Dooley v Vornado Realty Trust
2007 NYSlipOp 02876
April 3, 2007
Appellate Division, Second Department
As corrected through Wednesday, June 6, 2007


Brian Dooley, Appellant,
v
Vornado Realty Trust, Respondent. (And a Third-Party Action.)

[*1]Coiro, Wardi, Chinitz & Silverstein, New York, N.Y. (Michael A. Chinitz of counsel), for appellant.

Tromello, McDonnell & Kehoe, Melville, N.Y. (James S. Kehoe of counsel), for respondent.

In an action to recover damages for personal injuries, the plaintiff appeals, as limited by his brief, from so much of an order of the Supreme Court, Queens County (Hart, J.), dated November 2, 2005, as granted the defendant's motion for summary judgment dismissing the complaint.

Ordered that the order is affirmed insofar as appealed from, with costs.

The plaintiff allegedly fell from a staircase in the subcellar level of the defendant's building. In a premises liability case, the defendant owner moving for summary judgment has the initial burden of establishing that it did not create a defective condition or have actual or constructive notice of its existence for a sufficient length of time to discover and remedy it (see Mejia v City of New York, 33 AD3d 675 [2006]; Joachim v 1824 Church Ave., Inc., 12 AD3d 409 [2004]).

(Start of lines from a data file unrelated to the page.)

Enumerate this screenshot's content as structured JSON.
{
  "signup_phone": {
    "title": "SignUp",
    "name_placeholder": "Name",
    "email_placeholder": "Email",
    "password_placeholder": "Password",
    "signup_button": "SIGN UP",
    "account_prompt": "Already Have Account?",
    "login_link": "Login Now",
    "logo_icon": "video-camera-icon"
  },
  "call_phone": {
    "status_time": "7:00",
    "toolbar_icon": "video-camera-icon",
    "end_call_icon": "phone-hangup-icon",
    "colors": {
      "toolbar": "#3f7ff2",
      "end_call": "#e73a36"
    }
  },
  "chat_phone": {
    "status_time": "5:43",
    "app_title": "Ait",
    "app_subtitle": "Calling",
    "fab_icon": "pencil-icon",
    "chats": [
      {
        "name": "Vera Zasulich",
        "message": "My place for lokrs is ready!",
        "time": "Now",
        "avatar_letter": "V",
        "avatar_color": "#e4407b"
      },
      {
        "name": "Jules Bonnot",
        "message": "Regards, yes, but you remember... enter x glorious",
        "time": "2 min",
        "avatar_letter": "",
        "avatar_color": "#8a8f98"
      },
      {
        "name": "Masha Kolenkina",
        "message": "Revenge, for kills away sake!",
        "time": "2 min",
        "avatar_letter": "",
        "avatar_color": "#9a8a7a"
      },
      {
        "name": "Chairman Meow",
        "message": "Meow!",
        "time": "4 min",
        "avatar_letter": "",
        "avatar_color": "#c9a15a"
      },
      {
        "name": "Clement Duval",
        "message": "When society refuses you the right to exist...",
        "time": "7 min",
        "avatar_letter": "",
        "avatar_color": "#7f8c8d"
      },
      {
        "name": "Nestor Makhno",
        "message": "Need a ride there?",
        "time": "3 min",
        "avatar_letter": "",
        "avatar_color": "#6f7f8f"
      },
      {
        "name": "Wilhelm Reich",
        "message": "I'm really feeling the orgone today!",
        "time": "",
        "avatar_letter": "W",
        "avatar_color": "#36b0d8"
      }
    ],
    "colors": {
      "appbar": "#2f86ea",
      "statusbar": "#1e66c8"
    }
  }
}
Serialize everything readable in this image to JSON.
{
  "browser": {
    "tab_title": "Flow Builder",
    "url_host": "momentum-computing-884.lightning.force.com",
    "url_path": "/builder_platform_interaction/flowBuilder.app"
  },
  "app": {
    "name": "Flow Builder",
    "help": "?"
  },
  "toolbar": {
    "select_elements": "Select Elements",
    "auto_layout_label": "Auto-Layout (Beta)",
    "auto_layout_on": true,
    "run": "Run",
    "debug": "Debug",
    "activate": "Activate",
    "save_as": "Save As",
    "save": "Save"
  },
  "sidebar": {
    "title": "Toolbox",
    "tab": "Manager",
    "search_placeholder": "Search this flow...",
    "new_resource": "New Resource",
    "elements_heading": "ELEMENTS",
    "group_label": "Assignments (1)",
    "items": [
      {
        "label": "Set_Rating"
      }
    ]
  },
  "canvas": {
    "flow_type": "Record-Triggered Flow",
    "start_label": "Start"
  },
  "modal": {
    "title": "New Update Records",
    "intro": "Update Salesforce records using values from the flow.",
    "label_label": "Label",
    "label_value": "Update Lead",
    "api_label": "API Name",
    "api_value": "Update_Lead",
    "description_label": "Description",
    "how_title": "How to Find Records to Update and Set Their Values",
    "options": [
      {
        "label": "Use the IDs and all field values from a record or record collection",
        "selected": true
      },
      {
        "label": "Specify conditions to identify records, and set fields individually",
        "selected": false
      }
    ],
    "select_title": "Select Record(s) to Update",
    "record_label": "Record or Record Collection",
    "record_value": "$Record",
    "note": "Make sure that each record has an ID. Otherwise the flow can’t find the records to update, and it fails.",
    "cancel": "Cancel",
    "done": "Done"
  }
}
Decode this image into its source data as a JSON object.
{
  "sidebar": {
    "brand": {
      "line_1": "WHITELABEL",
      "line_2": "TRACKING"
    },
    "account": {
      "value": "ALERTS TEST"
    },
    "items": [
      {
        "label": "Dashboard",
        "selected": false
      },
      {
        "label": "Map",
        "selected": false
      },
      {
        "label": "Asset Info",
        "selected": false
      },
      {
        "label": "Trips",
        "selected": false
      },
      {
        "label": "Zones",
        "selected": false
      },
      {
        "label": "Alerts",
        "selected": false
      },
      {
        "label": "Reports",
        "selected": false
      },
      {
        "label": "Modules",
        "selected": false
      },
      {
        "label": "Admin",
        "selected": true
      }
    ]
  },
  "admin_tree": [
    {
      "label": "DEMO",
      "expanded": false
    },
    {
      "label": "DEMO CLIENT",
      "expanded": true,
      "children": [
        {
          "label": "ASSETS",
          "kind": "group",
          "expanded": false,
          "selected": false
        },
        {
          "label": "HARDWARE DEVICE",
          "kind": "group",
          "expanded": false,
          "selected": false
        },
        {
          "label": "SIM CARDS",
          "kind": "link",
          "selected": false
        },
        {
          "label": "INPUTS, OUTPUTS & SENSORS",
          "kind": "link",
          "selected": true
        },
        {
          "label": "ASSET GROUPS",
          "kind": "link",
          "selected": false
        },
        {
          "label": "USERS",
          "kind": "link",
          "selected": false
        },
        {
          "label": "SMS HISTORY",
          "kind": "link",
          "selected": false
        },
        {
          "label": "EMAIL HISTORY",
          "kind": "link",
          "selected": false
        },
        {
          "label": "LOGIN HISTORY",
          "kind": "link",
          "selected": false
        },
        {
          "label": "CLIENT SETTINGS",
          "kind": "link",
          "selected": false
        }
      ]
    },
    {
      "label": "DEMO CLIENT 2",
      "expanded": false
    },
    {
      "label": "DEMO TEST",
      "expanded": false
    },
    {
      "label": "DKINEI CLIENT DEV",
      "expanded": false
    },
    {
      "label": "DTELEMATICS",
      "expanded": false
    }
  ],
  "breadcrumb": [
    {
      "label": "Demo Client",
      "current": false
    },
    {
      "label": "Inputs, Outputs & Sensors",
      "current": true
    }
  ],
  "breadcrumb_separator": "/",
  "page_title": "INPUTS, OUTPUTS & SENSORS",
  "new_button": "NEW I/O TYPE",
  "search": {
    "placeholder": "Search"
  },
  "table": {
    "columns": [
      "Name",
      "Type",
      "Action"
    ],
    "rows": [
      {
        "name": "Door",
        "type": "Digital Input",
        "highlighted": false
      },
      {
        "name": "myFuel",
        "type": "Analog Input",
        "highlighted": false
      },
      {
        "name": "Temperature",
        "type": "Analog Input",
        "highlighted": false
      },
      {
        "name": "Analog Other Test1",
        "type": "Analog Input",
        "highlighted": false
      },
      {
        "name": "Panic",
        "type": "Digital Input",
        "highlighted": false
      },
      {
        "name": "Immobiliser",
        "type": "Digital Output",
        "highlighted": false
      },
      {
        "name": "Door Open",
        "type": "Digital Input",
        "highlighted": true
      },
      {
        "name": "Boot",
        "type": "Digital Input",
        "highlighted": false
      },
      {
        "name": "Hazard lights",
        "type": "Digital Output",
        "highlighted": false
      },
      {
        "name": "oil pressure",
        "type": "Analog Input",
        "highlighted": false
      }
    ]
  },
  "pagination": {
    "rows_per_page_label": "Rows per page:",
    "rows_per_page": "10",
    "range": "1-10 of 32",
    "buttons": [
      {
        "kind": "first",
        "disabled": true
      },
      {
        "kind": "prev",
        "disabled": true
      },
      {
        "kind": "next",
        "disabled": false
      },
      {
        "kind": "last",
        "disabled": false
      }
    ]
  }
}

Here, in response to the defendant's demonstration of its entitlement to judgment as a matter of law (see Robinson v Lupo, 261 AD2d 525 [1999]), the plaintiff failed to submit evidence sufficient to raise a triable issue of fact. Contrary to the contention of the plaintiff's expert, the Administrative Code of the City of New York § 27-375 is not applicable to the subject staircase [*2]because it did not serve as a required exit from the building (see Administrative Code of City of New York §§ 27-232, 27-375; Weiss v City of New York, 16 AD3d 680, 681-682 [2005]; Walker v 127 W. 22nd St. Assoc., 281 AD2d 539 [2001]). Rivera, J.P., Ritter, Goldstein and Angiolillo, JJ., concur.